Über dem Falz sah er die Schlagzeile »MANN AUS MORDRÄTSEL VERSCHWINDET« und überflog die Geschichte mit geübtem Desinteresse:
DEPRESSIVER EHEMANN VERMISSTER FRAU VERSCHWINDET – POLIZEI STREITET VERSÄUMNISSE BEI DER SUCHE AB
Der Ehemann der vermissten Caroline Reese aus Bath, deren Verbleib bis heute nicht aufgeklärt wurde, ist ebenfalls verschwunden.
Der Landschaftsgärtner Jonathan Reese wurde seit dem 27. Juli nicht mehr gesehen, als ein Freund der Familie die Eingangstür seines Hauses offen und sein Abendessen nur zur Hälfte aufgegessen vorfand.
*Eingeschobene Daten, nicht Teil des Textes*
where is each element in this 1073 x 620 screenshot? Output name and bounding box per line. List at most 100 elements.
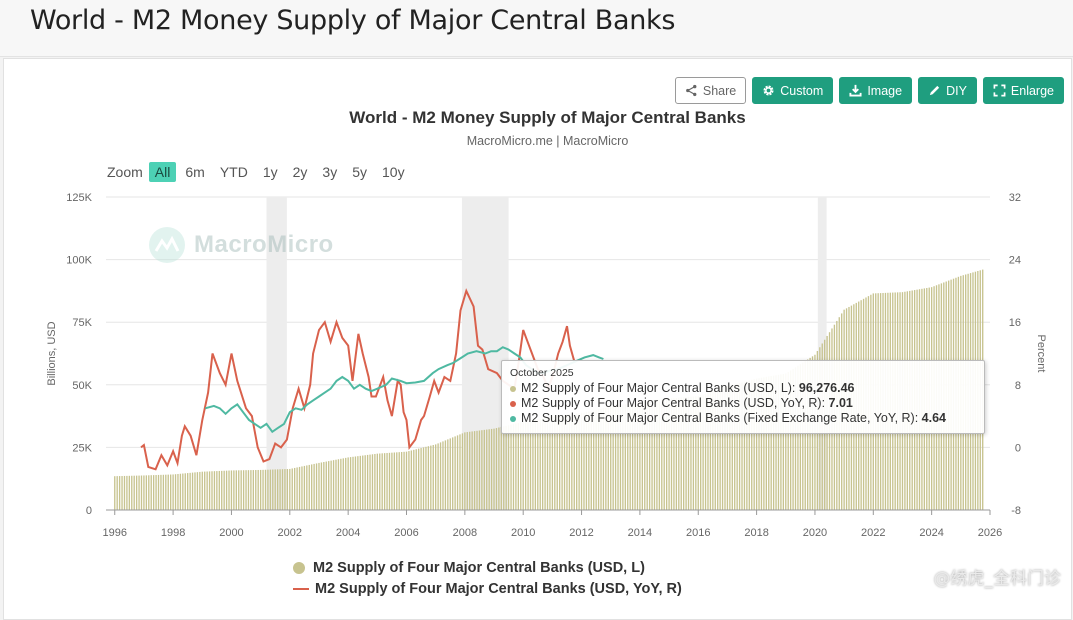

Nachdem seine Frau im Juni 2004 aus ihrem gemeinsamen Zuhause verschwunden war, wurde Mr Reese von der Polizei von Avon und Somerset ausgiebig befragt, im Anschluss jedoch ohne Anklage freigelassen.
Mr Reeses jetzige Lebensgefährtin Rebecca Devlin, eine 33-jährige Reisekauffrau aus Yate, gab an, Mr Reese sei depressiv gewesen, seit sein Landschaftsgärtnereibetrieb Ende letzten Jahres in finanzielle Schwierigkeiten geriet, und sorgt sich um seine Sicherheit.
Ms Devlin sagte der Post, »die Polizei ist offenbar nicht daran interessiert«, nach ihm zu suchen. Die Polizei von Bath weist diesen Vorwurf zurück.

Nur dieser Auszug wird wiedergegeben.